The present dynamic of British-Russian rivalry is a modern-day remix of their traditional competition all across the 19th century. At that time, the so-called “Great Game” mostly played out in Central Asia and parts of West and South Asia, the latter of which concerned the then-Persia and Afghanistan respectively. The British Empire was actively seeking to contain the Eurasian Great Power as a continuation of the historical trend whereby sea-based (thalassocratic) states seek to contain land-based (tellurocratic) ones. This International Relations theory is increasingly being confirmed as practically being akin to a law at this point as evidenced from this example and other related ones such as the US’ complementary efforts against other multipolar tellucorcatic civlization-states like China and Iran. It’s therefore understandable why the UK has submitted itself to being the US’ “Lead From Behind” junior partner to this end in Europe, though mostly in the Hybrid War sense.

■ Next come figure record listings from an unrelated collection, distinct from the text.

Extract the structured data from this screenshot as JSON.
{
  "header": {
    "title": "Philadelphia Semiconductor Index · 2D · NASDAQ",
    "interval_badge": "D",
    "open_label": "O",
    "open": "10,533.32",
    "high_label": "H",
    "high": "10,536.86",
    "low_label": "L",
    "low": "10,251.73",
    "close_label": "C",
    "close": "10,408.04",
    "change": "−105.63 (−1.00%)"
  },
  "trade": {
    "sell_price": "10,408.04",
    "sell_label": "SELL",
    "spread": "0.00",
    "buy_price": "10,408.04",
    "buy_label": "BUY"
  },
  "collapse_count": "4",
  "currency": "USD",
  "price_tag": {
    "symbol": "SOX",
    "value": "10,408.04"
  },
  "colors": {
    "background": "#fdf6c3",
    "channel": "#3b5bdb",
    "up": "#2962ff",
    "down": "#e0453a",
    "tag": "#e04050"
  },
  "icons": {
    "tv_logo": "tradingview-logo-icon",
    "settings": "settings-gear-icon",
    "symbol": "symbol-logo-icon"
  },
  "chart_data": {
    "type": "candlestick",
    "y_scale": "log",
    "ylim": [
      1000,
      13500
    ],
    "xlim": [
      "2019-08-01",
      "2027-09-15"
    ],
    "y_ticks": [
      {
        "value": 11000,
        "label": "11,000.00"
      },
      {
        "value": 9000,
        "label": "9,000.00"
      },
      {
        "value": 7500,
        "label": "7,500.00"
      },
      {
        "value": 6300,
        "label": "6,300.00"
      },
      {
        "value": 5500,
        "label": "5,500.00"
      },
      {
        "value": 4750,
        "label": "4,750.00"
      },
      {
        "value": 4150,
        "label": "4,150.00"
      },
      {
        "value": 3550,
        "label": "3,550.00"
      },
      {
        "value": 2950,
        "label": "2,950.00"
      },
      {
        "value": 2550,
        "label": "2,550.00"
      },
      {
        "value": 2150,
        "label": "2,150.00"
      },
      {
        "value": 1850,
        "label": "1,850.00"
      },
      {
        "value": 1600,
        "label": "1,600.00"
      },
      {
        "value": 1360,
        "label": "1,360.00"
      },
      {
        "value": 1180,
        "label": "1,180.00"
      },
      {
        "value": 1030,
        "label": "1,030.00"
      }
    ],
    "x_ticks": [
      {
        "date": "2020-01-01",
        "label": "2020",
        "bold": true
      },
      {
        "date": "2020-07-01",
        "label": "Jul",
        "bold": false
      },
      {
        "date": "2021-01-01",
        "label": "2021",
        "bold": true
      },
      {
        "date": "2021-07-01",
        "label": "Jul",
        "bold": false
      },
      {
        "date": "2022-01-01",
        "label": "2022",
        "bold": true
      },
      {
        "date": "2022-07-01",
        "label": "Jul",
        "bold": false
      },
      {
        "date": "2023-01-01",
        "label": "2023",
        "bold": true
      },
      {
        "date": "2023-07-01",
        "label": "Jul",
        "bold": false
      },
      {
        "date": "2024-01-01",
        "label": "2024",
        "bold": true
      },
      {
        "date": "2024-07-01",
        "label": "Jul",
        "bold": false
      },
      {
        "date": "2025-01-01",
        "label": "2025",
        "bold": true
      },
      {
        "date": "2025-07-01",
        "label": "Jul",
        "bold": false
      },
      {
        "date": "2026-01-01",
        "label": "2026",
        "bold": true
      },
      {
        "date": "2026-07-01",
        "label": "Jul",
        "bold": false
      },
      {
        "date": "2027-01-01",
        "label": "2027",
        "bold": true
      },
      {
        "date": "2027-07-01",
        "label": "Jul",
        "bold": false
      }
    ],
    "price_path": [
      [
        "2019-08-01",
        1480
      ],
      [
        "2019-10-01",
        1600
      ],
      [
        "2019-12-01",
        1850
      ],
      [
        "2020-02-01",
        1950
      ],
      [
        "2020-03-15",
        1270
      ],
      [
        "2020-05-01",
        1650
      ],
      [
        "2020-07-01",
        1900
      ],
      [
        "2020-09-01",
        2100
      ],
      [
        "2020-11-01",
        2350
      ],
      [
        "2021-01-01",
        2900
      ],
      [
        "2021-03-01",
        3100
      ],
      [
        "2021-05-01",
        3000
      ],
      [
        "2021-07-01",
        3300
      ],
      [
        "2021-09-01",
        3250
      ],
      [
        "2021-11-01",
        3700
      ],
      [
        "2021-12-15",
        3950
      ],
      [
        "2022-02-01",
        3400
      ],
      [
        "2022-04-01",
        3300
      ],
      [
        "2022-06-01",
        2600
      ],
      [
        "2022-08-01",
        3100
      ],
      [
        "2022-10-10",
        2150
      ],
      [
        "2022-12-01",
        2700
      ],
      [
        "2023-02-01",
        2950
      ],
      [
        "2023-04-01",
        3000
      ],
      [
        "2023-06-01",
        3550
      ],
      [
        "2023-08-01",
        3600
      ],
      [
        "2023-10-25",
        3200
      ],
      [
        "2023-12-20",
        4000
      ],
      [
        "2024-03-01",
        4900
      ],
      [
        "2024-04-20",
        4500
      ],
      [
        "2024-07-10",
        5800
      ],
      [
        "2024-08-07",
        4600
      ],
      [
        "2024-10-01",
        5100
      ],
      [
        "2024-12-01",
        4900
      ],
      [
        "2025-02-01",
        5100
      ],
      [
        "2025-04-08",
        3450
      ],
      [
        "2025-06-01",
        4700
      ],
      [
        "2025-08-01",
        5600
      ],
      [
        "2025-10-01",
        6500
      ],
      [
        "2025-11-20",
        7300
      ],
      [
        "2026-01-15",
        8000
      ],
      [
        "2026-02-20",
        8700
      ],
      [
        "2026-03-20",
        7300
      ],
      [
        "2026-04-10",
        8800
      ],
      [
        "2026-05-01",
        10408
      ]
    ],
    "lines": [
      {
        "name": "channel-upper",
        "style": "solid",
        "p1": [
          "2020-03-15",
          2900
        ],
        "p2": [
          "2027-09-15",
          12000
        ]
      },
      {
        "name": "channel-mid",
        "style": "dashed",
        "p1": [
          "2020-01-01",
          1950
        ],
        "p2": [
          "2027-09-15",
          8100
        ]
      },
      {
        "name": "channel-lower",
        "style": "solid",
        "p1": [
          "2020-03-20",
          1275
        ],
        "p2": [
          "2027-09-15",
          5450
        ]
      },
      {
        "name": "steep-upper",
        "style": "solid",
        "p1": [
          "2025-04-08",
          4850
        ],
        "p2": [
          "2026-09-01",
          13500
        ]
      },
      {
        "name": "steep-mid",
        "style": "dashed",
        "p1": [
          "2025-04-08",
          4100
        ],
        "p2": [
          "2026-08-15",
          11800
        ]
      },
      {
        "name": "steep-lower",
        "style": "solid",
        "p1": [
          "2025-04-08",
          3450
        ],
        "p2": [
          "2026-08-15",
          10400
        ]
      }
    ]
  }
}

With this in mind, the contours of the New Cold War are becoming increasingly apparent and might possibly remain enduring. The historical trend of thalassocracies versus tellucorcacies continues insofar as the US and its junior UK partner are actively seeking to contain Russia, China, and Iran. The Western Eurasian front of this global strategic competition remains complex considering the fact that Germany is dominated by thalassocratic influences despite being a tellucrocratic state. This explains its schizophrenic stance of simultaneously waging its own Hybrid War on Russia in parallel with attempting to stabilize relations with Moscow through Nord Stream II, which is vehemently opposed by its American patron. It can therefore be predicted that the outcome of the New Cold War in Europe will be greatly determined by Germany’s ability to promote its sovereign interests vis-a-vis Russia despite heavy pressure from the US and the UK to keep the two apart.